De quais filmes você lembrará? Como eu disse antes, isso é Comer Rezar Amar mas sem uma liderança convencionalmente atraente – especificamente aquela que interpretou literalmente um troll em um movimento inesquecível Fronteira.

Desempenho que vale a pena assistir: Falando em Melander, ela é vencedora e cativante em um papel simplista e um pouco familiar demais.

Sexo e pele: Peitos, uma bunda, uma cena de sexo mais cômica do que sexy.

Meu nome é Agneta
Foto: Netflix

Nossa opinião: Lembre-se, recomeçar é difícil, mas não impossível, mas também não é tão fácil como retratado neste filme.
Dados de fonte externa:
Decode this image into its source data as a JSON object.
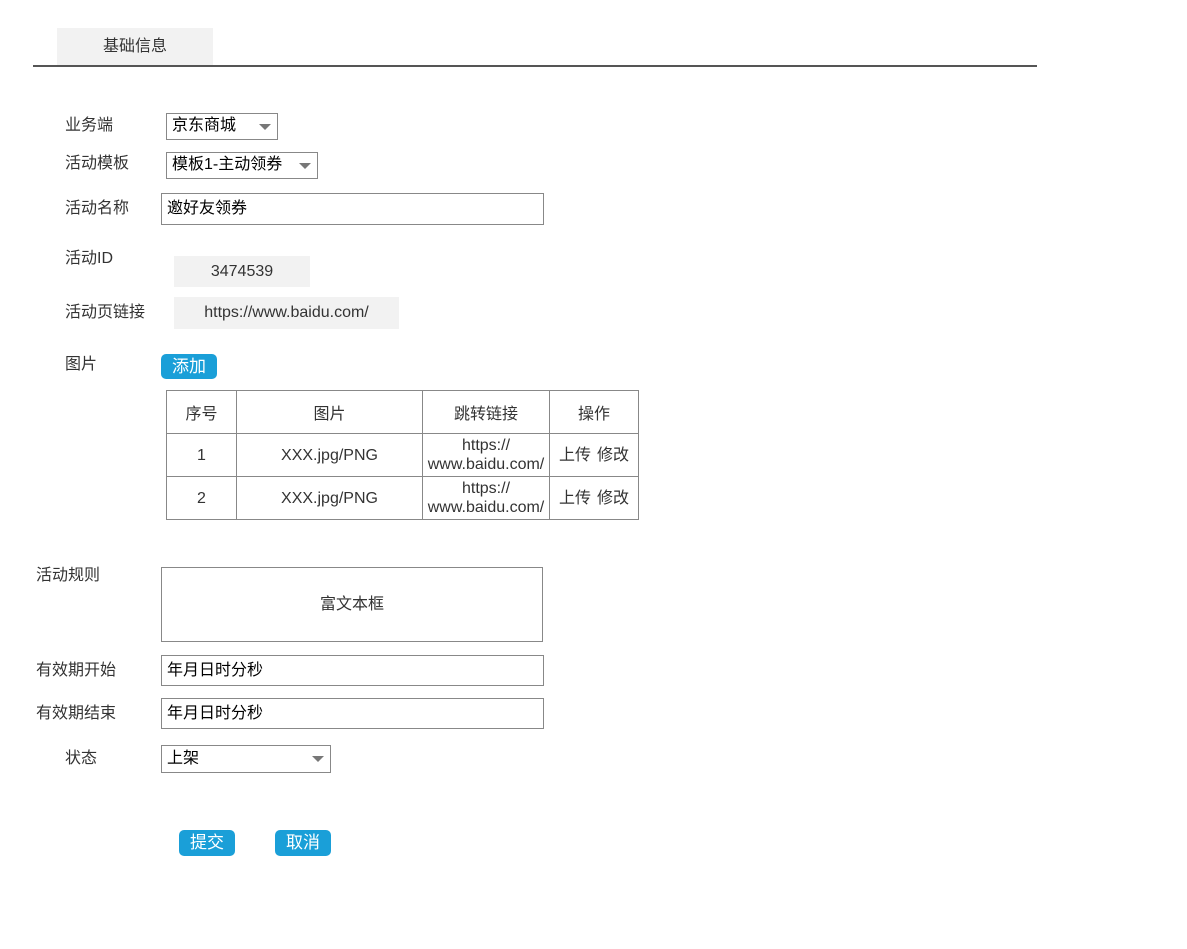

Tudo bem, no entanto. Meu nome é Agneta espelha a experiência de sua protagonista, obrigando-nos a aceitá-la e ao filme, com falhas e tudo. Às vezes pode ser um pouco demais nos departamentos de melodrama e comédia, talvez um pouco difícil, mas por outro lado é um sentimentalismo gentil, doce e comovente cujas emoções centrais soam verdadeiras. De certa forma, é um filme de encontro que nos permite passar tempo com Agneta, Einar e personagens periféricos em um canto pitoresco e adorável da França, mas tem enredo apenas o suficiente para evitar qualquer possível falta de objetivo narrativo. É um roteiro bem equilibrado nesse sentido.

É verdade que Runevad se concentra nessas emoções centrais e evita abordar até mesmo questões pragmáticas básicas (não há discussão sobre a compensação de Agneta, e inicialmente nem temos certeza se ela está deixando Magnus ou se é uma separação experimental, ou o quê), então o equilíbrio está errado em termos de fundamentação da história. Mas quando se trata de assuntos do coração, é sempre realista e modestamente ambicioso – a pequena aventura de Agneta é um belo e terno escapismo que tranquiliza o público de que ser você mesmo é algo perfeitamente adorável de se ser. A menos que você seja um serial killer, mas estamos falando com a maioria, eu acho. Observe que Agneta não é uma assassina em série, nem ninguém no filme é realmente um vilão. Isso é o que o torna um ou dois níveis mais inteligente e sábio do que coisas semelhantes.

Nosso chamado: Belo filme! No sentido não pejorativo de gentileza, quero dizer. TRANSMITIR.

John Serba é crítico de cinema freelancer de Grand Rapids, Michigan. Werner Herzog o abraçou uma vez.